De Vries traveled to Southern France (and possibly Italy) in the 1620s. During his period of residence in Aix-en-Provence around 1623-1624 he was the teacher of the Flemish artist Jan Cossiers who had travelled from his native Antwerp to the south of France. De Vries also spent time in Toulouse, Montpellier (1625), Bordeaux (1626) and Paris (1627–1628). During his stay in France he became acquainted with the prominent French scientist and humanist Nicolas-Claude Fabri de Peiresc who was a close friend of Rubens.

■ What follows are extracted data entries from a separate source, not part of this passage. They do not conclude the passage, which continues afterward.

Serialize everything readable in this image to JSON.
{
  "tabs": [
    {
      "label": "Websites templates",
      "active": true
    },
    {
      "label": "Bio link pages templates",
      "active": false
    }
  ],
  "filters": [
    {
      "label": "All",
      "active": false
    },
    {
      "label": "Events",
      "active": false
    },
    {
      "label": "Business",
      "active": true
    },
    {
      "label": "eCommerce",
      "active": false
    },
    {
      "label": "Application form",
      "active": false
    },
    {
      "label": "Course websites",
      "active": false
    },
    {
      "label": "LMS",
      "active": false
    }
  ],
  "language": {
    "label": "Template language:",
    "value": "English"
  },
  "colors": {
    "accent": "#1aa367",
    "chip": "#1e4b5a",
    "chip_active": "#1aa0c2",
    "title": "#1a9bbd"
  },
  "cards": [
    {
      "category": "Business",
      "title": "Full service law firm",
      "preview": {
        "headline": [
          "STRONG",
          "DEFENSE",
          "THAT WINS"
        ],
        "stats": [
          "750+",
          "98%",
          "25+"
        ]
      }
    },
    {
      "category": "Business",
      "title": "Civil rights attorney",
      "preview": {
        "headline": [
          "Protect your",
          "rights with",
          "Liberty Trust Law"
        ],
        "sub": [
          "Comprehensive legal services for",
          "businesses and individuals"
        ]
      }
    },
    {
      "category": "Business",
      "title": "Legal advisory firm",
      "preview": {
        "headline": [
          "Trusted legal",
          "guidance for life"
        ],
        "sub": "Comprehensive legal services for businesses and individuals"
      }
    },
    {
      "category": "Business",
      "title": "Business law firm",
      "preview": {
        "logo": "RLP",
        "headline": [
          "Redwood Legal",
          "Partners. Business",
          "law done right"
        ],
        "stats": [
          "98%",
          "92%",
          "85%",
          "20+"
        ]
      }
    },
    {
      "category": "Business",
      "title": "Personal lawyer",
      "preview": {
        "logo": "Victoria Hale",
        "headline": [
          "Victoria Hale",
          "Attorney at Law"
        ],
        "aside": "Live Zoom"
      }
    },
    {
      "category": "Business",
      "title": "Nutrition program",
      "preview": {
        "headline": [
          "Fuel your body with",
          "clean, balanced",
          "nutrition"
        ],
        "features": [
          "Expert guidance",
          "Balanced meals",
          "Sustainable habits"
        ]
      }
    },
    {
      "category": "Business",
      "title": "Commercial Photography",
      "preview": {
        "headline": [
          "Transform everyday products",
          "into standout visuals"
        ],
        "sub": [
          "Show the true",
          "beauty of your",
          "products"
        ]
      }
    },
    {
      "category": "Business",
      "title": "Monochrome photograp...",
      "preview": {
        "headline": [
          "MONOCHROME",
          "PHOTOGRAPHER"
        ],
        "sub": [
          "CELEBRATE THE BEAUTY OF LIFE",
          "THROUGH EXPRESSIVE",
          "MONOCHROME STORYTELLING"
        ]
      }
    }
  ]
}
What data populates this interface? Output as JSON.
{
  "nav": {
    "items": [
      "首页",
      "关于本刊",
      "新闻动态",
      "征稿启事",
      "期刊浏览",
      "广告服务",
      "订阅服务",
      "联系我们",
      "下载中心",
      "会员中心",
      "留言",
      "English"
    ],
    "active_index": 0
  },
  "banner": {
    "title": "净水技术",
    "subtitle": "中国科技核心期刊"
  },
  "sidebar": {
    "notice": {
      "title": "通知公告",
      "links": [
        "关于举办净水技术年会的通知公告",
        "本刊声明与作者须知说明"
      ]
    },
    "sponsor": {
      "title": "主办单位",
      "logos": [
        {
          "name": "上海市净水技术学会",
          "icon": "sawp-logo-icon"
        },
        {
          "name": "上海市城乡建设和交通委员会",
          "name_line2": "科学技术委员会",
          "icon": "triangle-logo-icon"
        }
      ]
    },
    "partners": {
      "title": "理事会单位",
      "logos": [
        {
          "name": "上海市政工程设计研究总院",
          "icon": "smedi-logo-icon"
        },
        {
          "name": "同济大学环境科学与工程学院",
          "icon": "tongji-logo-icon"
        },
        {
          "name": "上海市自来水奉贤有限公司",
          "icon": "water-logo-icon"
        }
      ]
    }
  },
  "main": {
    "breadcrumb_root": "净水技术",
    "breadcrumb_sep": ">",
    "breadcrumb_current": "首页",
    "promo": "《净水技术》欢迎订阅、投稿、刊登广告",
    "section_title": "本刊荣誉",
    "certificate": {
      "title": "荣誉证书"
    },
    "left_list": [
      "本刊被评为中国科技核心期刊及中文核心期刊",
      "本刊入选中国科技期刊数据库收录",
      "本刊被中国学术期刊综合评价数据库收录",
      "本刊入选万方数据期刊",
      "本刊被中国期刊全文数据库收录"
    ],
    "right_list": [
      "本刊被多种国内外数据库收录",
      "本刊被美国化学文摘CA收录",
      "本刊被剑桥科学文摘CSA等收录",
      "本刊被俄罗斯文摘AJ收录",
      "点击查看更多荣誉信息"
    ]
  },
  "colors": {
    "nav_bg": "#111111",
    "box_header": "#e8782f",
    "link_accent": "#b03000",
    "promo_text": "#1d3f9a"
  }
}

De Vries met Rubens in person in 1629 during a stay in Paris.

After his return north, he later made several trips to Paris and Antwerp. He was recorded in Antwerp in 1628 and again in 1634 when he became a member of the local Guild of Saint Luke in July 1634. The Cardinal-Infante Ferdinand of Austria who was the Governor of the Spanish Netherlands saw a portrait by de Vries during his visit to Antwerp on 20 April 1635. This led to an invitation to work in the Brussels court city where his work was deemed superior to that of Anthony van Dyck. He was in Brussels in 1636 as testified by his inscription on a portrait which states it was made in Brussels.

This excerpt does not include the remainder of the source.